Une fois cette opération effectuée, il est essentiel, pour la sécurité sanitaire, de jeter les aiguilles dans un collecteur, sorte de petite poubelle en plastique, qui recueille aussi les compresses et autres déchets souillés de sang.

La boite médicale, ou mallette, contient quant à elle les divers instruments nécessaires à la chirurgie et aux soins. Ces instruments, quels sont-ils ? Il y a notamment les ciseaux de découpe des pansements, les pinces médicales et les bistouris. Un dispositif de trempage pour désinfecter ces instruments est bien sûr indispensable, pour éviter les infections. Les instruments doivent aussi être ensuite soigneusement rincés à l’eau claire, et séchés, ce qui implique, un évier propre et du linge de séchage impeccable. Des appareils de nettoyage à ultrasons peuvent aussi offrir une solution efficace et optimale à la démarche de stérilisation des instruments.

Les pansements viennent juste après, pour protéger une plaie et favoriser sa guérison. Il en existe de plusieurs sortes, selon le type de plaie et l’effet espéré. Certains pansements sont par exemple spécifiques pour les brûlures, d’autres sont capables de ralentir un saignement important.
S’ils représentent un investissement de départ important, tous ces matériels, de protection, de diagnostic, de soin, et ce mobilier à la fois fonctionnel, propre et accueillant, sont indispensables pour la bonne marche du cabinet et la pérennité de la démarche de soins.
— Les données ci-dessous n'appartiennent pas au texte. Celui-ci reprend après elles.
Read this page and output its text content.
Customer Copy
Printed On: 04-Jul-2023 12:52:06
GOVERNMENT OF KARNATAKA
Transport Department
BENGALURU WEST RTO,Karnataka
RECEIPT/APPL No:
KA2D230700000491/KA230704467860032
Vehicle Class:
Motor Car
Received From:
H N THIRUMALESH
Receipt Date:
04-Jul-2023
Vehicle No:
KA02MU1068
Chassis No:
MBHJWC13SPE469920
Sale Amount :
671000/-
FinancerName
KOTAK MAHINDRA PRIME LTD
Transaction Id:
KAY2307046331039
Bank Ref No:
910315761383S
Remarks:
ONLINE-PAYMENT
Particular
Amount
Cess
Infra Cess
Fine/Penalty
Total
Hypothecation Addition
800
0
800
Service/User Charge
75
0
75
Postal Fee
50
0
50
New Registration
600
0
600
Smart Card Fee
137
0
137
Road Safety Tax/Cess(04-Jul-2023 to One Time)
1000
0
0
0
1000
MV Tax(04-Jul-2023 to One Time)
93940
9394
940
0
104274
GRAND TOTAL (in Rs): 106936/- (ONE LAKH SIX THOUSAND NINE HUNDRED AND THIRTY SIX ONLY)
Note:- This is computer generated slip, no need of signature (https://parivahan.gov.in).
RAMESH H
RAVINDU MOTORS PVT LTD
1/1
Le cabinet médical doit mettre en confiance le patient, forcément un peu inquiet face à une démarche d’examen médical. Le confort, la fourniture adéquate en équipements et en ustensiles professionnels, ainsi que l’hygiène irréprochable du lieu doivent pouvoir le rassurer, et faire démarrer la relation patient-médecin sur de bonnes bases. C’est un pari gagnant, puisque le praticien et son équipe, eux aussi, apprécieront d’évoluer dans un univers accueillant et bien fourni en matériel de haute technicité.